Hutton's expressed desire to force the MoD to "live within its means" is not sensible, in that it assumes that the budget provides the appropriate measure of the problem.[5] Far more important is asking whether the budget is adequate to provide the nation with balanced forces equipped to deter and win across the spectrum of combat.
Similarly, the Treasury's claim that the new arrangement will increase "the incentive for the MoD accurately to estimate the costs of operations"[6] fails to account for the fact that in war, the enemy is never static. It is extremely likely that the Taliban will rely even more heavily on Iraqi-style explosively formed projectiles to defeat allied armored vehicles in the coming year. This will require new research, new counter-measures, and new expenses. It is nonsensical to believe that the MoD can, if it only tries harder, budget for those measures a year or more in advance.
By agreeing with the Treasury that the MoD would be allowed to exceed its 2009--2010 budget at the cost of bearing most of the burden of future UOR, Hutton has, literally, mortgaged the future of Britain's defenses. As Liam Fox, the Shadow Defence Secretary, correctly stated:
At this rate it is anybody's guess on how bad the finances of the department will be in the years ahead. The unfunded liability for the department could total hundreds of millions of pounds. This deal with the Treasury makes very little long-term financial sense.[7]
What Should Be Done
The Treasury-MoD deal is a desperate expedient. It cannot and will not provide long-term solutions to the problems facing Britain's armed forces. Indeed, it will make those problems worse. Repudiating the deal, though necessary, is not sufficient. The answer must begin at the top, in a new Strategic Defense Review and in the office of the secretary of state for defence.

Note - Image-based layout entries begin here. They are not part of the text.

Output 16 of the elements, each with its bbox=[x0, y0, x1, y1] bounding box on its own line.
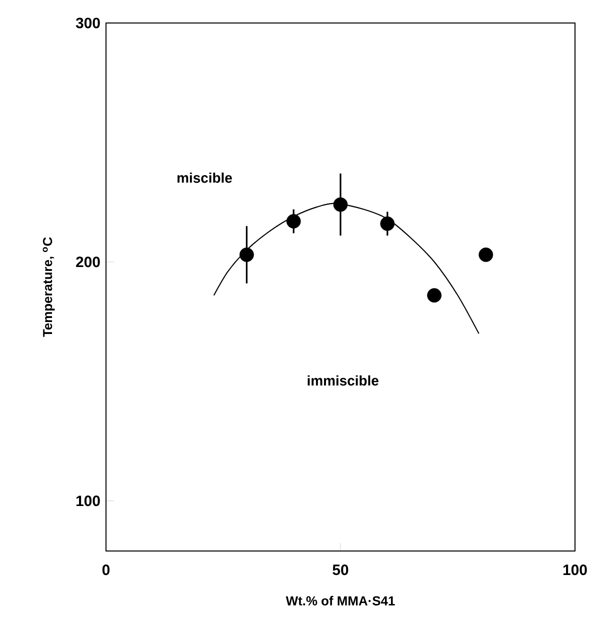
y-tick-label: 200 bbox=[76, 256, 100, 268]
point bbox=[333, 197, 348, 212]
x-axis-title: Wt.% of MMA·S41 bbox=[286, 596, 395, 606]
point bbox=[427, 288, 442, 303]
x-tick-label: 0 bbox=[102, 564, 110, 576]
y-tick-label: 300 bbox=[76, 18, 100, 28]
y-tick-label: 100 bbox=[76, 496, 100, 506]
x-tick-label: 100 bbox=[563, 564, 587, 576]
point bbox=[240, 248, 254, 262]
point bbox=[286, 214, 301, 228]
annotation: miscible bbox=[178, 172, 232, 183]
y-axis-title: Temperature, $^{o}$C bbox=[42, 237, 55, 337]
x-tick-label: 50 bbox=[332, 564, 348, 576]
point bbox=[380, 216, 395, 231]
point bbox=[478, 248, 494, 262]
annotation: immiscible bbox=[308, 375, 378, 386]
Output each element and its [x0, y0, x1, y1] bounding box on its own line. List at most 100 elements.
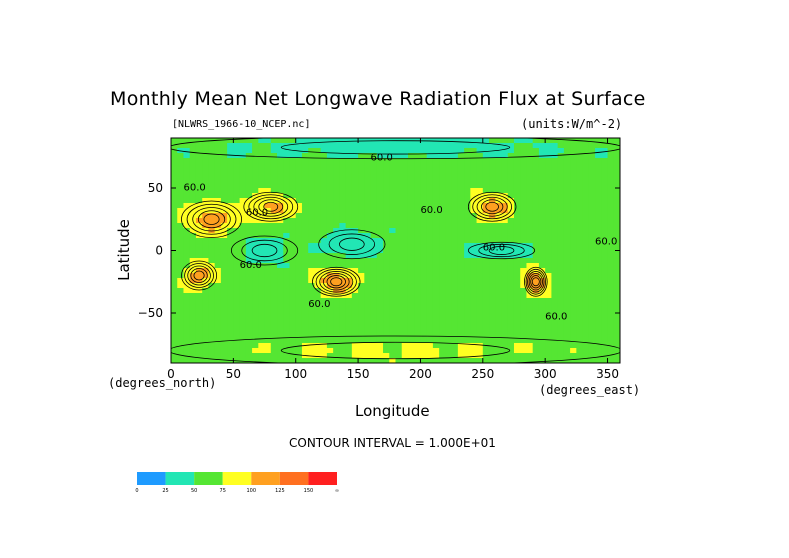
field-cell — [457, 203, 465, 209]
field-cell — [445, 228, 453, 234]
field-cell — [245, 318, 253, 324]
field-cell — [501, 298, 509, 304]
field-cell — [345, 323, 353, 329]
field-cell — [520, 288, 528, 294]
field-cell — [252, 188, 259, 194]
field-cell — [183, 338, 191, 344]
field-cell — [464, 298, 471, 304]
field-cell — [545, 203, 553, 209]
field-cell — [376, 183, 384, 189]
field-cell — [495, 138, 503, 144]
field-cell — [551, 143, 559, 149]
field-cell — [227, 198, 234, 204]
field-cell — [195, 218, 203, 224]
field-cell — [464, 213, 471, 219]
field-cell — [171, 238, 178, 244]
field-cell — [576, 163, 584, 169]
field-cell — [277, 188, 284, 194]
field-cell — [451, 303, 459, 309]
field-cell — [314, 263, 322, 269]
field-cell — [202, 153, 210, 159]
field-cell — [364, 163, 372, 169]
field-cell — [189, 228, 197, 234]
field-cell — [457, 333, 465, 339]
field-cell — [451, 248, 459, 254]
field-cell — [476, 208, 484, 214]
field-cell — [545, 138, 553, 144]
field-cell — [389, 353, 397, 359]
field-cell — [501, 278, 509, 284]
field-cell — [239, 253, 247, 259]
field-cell — [376, 238, 384, 244]
field-cell — [208, 348, 216, 354]
field-cell — [439, 303, 446, 309]
field-cell — [588, 233, 596, 239]
field-cell — [383, 228, 390, 234]
field-cell — [358, 308, 365, 314]
field-cell — [420, 353, 428, 359]
field-cell — [532, 213, 540, 219]
field-cell — [576, 198, 584, 204]
field-cell — [482, 258, 490, 264]
field-cell — [445, 153, 453, 159]
field-cell — [457, 273, 465, 279]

The next British administration must commit itself to conducting a new Strategic Defense Review, Britain's first since 1998. Britain adopted its current defense doctrines to justify spending less on its forces; it must not make the same mistake twice. Similarly, the incoming administration, as part of this review, must produce a new National Security Strategy. The administration should also commit itself to a schedule for the production of future reviews and National Security Strategies, thereby breaking from the current government's legacy of carrying out these exercises only when politically convenient.
Finally, the next administration must put in office a strong and principled secretary of state for Defence, one who is firmly committed to reforming the MoD's culture, to defending and increasing the budget of the services, to making appropriate procurement decisions, and to articulating the core deterrent purpose of Britain's armed forces. Without those measures, the strength of those forces will continue to decline, and the mortgage the government has imposed on them will only grow more burdensome.
Ted R. Bromund, Ph.D., is Senior Research Fellow in the Margaret Thatcher Center for Freedom, a division of the Kathryn and Shelby Cullom Davis Institute for International Studies, at The Heritage Foundation.